In a study published in the Journal of the American Academy of Sciences (PNAS), researchers found that Neanderthals made more than 60,000-year-old ornaments found in the Ardales Cave, Spain.
Experts have long described humans’ closest genetic relatives as primitive and feral, but this theory appears to have been overturned by a number of recent discoveries.
In 2018, ancient archaeologists published their study on the origin of the red and yellow ocher paints found in the stalactites of the Ardales Cave near Malaga, Spain. It was already believed that the samples, which are at least 64,800 years old, were made when modern humans had not yet lived on the continent.
However, their discovery sparked controversy, with the authors of another scientific article postulating that the “dyes are the result of a natural substance” from the influx of iron oxide, said Francseco d’Errico, a researcher at Purdue University and co-author of a study published by AFP in PNAS.

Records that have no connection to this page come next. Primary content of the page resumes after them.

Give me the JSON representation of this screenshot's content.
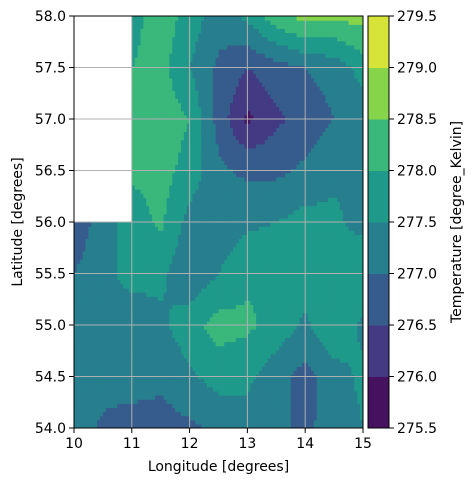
{
  "chart_data": {
    "type": "heatmap",
    "subtype": "filled-contour",
    "title": "",
    "xlabel": "Longitude [degrees]",
    "ylabel": "Latitude [degrees]",
    "xlim": [
      10,
      15
    ],
    "ylim": [
      54.0,
      58.0
    ],
    "x_ticks": [
      "10",
      "11",
      "12",
      "13",
      "14",
      "15"
    ],
    "y_ticks": [
      "54.0",
      "54.5",
      "55.0",
      "55.5",
      "56.0",
      "56.5",
      "57.0",
      "57.5",
      "58.0"
    ],
    "grid": true,
    "colorbar": {
      "label": "Temperature [degree_Kelvin]",
      "ticks": [
        "275.5",
        "276.0",
        "276.5",
        "277.0",
        "277.5",
        "278.0",
        "278.5",
        "279.0",
        "279.5"
      ],
      "levels": [
        275.5,
        276.0,
        276.5,
        277.0,
        277.5,
        278.0,
        278.5,
        279.0,
        279.5
      ],
      "colors": [
        "#46115f",
        "#433a83",
        "#365c8d",
        "#277f8e",
        "#1f9a8a",
        "#3ab77b",
        "#85d44a",
        "#d6e43a"
      ],
      "colormap": "viridis"
    },
    "masked_region": "no data for longitude 10–11 at latitude above 56.0",
    "x": [
      10.0,
      10.5,
      11.0,
      11.5,
      12.0,
      12.5,
      13.0,
      13.5,
      14.0,
      14.5,
      15.0
    ],
    "y": [
      54.0,
      54.5,
      55.0,
      55.5,
      56.0,
      56.5,
      57.0,
      57.5,
      58.0
    ],
    "z": [
      [
        277.3,
        276.9,
        276.7,
        276.8,
        276.9,
        277.1,
        277.3,
        277.1,
        276.9,
        277.2,
        277.5
      ],
      [
        277.4,
        277.2,
        277.3,
        277.1,
        277.4,
        277.7,
        277.6,
        277.2,
        276.8,
        277.3,
        277.6
      ],
      [
        277.4,
        277.5,
        277.3,
        277.4,
        277.8,
        278.2,
        278.1,
        277.8,
        277.4,
        277.9,
        277.4
      ],
      [
        277.0,
        277.4,
        277.6,
        277.6,
        277.1,
        277.5,
        277.9,
        278.0,
        277.7,
        277.9,
        278.0
      ],
      [
        276.6,
        277.3,
        277.7,
        278.1,
        277.3,
        277.2,
        277.4,
        277.5,
        277.7,
        277.6,
        277.3
      ],
      [
        null,
        null,
        278.1,
        278.2,
        277.8,
        277.1,
        276.9,
        276.9,
        277.1,
        277.4,
        277.5
      ],
      [
        null,
        null,
        278.1,
        278.3,
        278.0,
        276.8,
        275.9,
        276.4,
        276.7,
        277.0,
        277.2
      ],
      [
        null,
        null,
        278.0,
        278.2,
        277.5,
        276.9,
        276.5,
        276.8,
        277.0,
        277.2,
        277.7
      ],
      [
        null,
        null,
        277.8,
        278.3,
        277.8,
        277.2,
        277.6,
        278.3,
        278.7,
        278.6,
        278.7
      ]
    ]
  }
}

The new analyzes revealed that the composition and location of the pigments could not be the result of natural processes, which could be applied to stalactites by spraying and blowing.

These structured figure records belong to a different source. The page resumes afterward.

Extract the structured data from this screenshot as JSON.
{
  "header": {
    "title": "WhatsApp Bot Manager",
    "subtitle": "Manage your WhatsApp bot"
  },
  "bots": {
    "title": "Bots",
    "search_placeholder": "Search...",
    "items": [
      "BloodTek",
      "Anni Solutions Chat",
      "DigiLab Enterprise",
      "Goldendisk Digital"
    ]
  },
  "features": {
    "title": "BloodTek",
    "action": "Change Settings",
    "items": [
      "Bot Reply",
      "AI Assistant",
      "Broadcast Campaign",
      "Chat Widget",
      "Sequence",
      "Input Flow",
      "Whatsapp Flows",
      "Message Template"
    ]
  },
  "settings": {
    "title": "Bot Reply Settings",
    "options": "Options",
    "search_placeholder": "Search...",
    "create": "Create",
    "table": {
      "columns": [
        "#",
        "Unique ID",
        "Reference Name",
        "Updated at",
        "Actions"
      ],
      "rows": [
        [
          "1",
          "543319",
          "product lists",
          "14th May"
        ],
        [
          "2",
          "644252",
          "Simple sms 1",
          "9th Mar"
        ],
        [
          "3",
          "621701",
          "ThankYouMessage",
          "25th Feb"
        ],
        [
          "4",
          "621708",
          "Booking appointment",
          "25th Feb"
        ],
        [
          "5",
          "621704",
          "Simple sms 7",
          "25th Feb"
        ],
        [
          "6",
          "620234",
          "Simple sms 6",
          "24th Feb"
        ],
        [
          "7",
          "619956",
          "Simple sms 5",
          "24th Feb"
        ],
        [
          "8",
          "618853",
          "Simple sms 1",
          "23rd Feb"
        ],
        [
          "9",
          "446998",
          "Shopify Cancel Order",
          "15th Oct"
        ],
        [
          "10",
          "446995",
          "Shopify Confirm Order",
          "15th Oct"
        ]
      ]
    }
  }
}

And its structure does not match the natural samples taken from the cave at all, which suggests that the pigments entered the cave by an external source.

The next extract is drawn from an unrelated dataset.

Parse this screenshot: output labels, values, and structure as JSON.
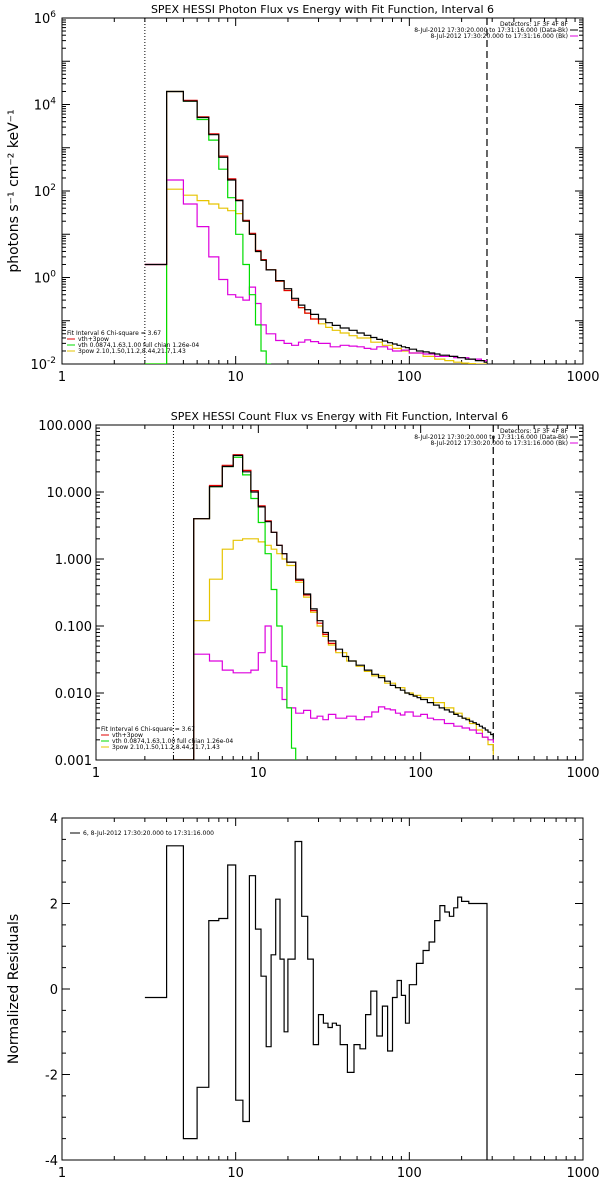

More detailed dating showed that paints were used at different times, with a difference of more than ten thousand years.
This supports the assumption that Neanderthals visited here countless times for thousands of years and marked the cave with paint.” DeErico said.
The researchers assert that it is difficult to compare Neanderthal art to “the murals of modern humans, such as those in the Chauvet Pont d’Arc cave in France” that are more than 30,000 years old.
But their discovery provides further evidence that Neanderthals, which became extinct about 40,000 years ago, were not a non-carved relative of Homo sapiens.
The researchers wrote that paints are not art that we know in the strict sense of the word, but the results of a symbolic action.
The cave played a fundamental role in the symbolic system of Neanderthal societies, but the meaning of these symbols remains a mystery. Scientists at the University of Göttingen also demonstrated in a recent study that Neanderthals were able to scratch artistic patterns into bones based on analysis of 50,000-year-old giant deer bones discovered in Unicorn Cave in the Harz Mountains in Germany. It has long been known that Neanderthal tools and weapons, jewelry, cave paintings, and smaller figures come so far almost exclusively from later times, when modern humans (Homo sapiens) spread from Africa throughout Europe.